И если внешне прохожие на улицах изменились не так уж и сильно – истрепалась лишь одежда, вялыми стали движения и походка, резко очертились скулы и запали щеки, то внутри очень многие из тех, кто еще недавно гордился манерами, университетским образованием и научной степенью, переродились полностью. Их дома превратились в пещеры, где победу праздновал вырвавшийся из многовекового забвения на самом донышке сознания неандерталец с каменным топором. Те, кто не смог или сознательно не захотел выпустить своего внутреннего дикаря на свободу, уже исчезли с улиц и неумолимо превращались в бесплотные тени, иссыхающие в промерзлых, темных углах.

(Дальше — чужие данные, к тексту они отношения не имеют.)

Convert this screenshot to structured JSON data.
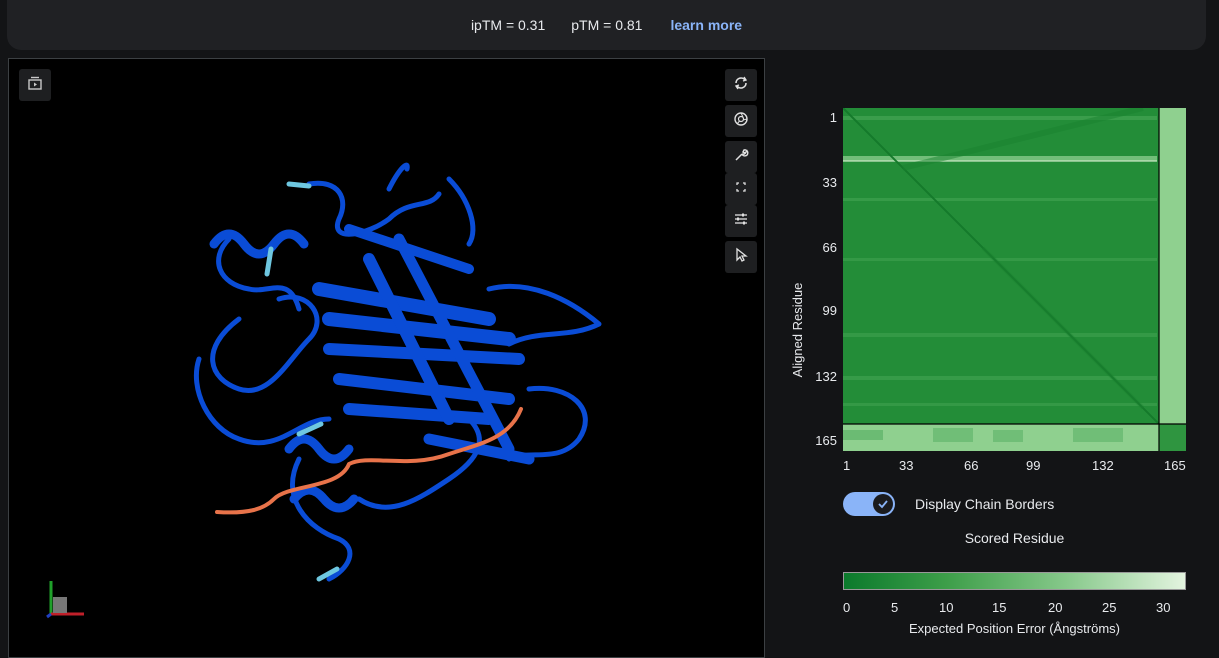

За насквозь промерзшим окном, заклеенным крест-накрест, разрывался репродуктор, висящий на фонарном столбе. Напряженный и торжественный голос диктора, чьи уверенные модуляции изо дня в день поддерживали тлеющие угольки надежды в душах радиослушателей, тонул в свистящих завываниях ледяного ноябрьского ветра, уносившего слова и целые фразы в сторону моря.
В когда-то уютной, обжитой многими поколениями семьи квартире профессора Знаменского было ненамного теплее, чем на заснеженной улице. Сначала в буржуйке сгорели все венские стулья, потом книжные шкафы, затем паркет. Теперь очередь дошла и до книг, громоздившихся покрытыми пылью стопками по углам комнаты, когда-то служившей гостиной, а теперь единственной отапливаемой, а значит, жилой в квартире, заваленной матрасами, одеялами, какими-то тулупами и прочим тряпьем.
Сегодня в огонь ушло полное собрание энциклопедии Брокгауза и Ефрона. Профессор с равнодушным удивлением ощупывал себя изнутри и не находил ни крошки сожаления. Странно. Он думал, будет больно, эти книги достались ему еще от деда, на них он вырос, но внутри ничего, только звенящая пустота. И немного раздражения – дымили эти увесистые тома изрядно, а вот тепла почти не прибавлялось. Профессор в двух свитерах и надетом поверх домашнем халате, с проседью в давно не стриженной бородке клинышком, когда-то столь модной у людей его звания, и в треснувшем пенсне, устроился в кресле, которое пока берег от ненасытного чрева буржуйки. На пару минут он задремал, свалился в забытьи, не выпуская из рук кочерги, которой ворошил не желавшие гореть толстые кожаные обложки. Краткий, вязкий морок успел отравить затуманенное голодом сознание сном. Привиделась еда. В последний раз поесть удалось еще на той неделе, когда повезло выменять на патефон полбулки сырого непропеченного хлеба и куцый мешочек какой-то крупы, кажется, комбикорма. Когда это было? Четыре, пять дней тому назад? Не важно. Дни слились в единый мутный поток.
За круглым столом, покрытом протершейся скатертью, на колченогом табурете устроилась кутающаяся в шаль супруга профессора. С остановившимся взглядом запавших от недоедания глаз, окруженных сетью глубоких морщин, и жидкими, давно немытыми волосами, забранными в хвост, она казалась восковым манекеном. В блеклом, временами моргающем свете болтавшейся над столом лампы она механически раскладывала пасьянс, в безнадежной попытке ухватиться за привычный ритуал из прошлого, из мирной, а значит, сытой, жизни.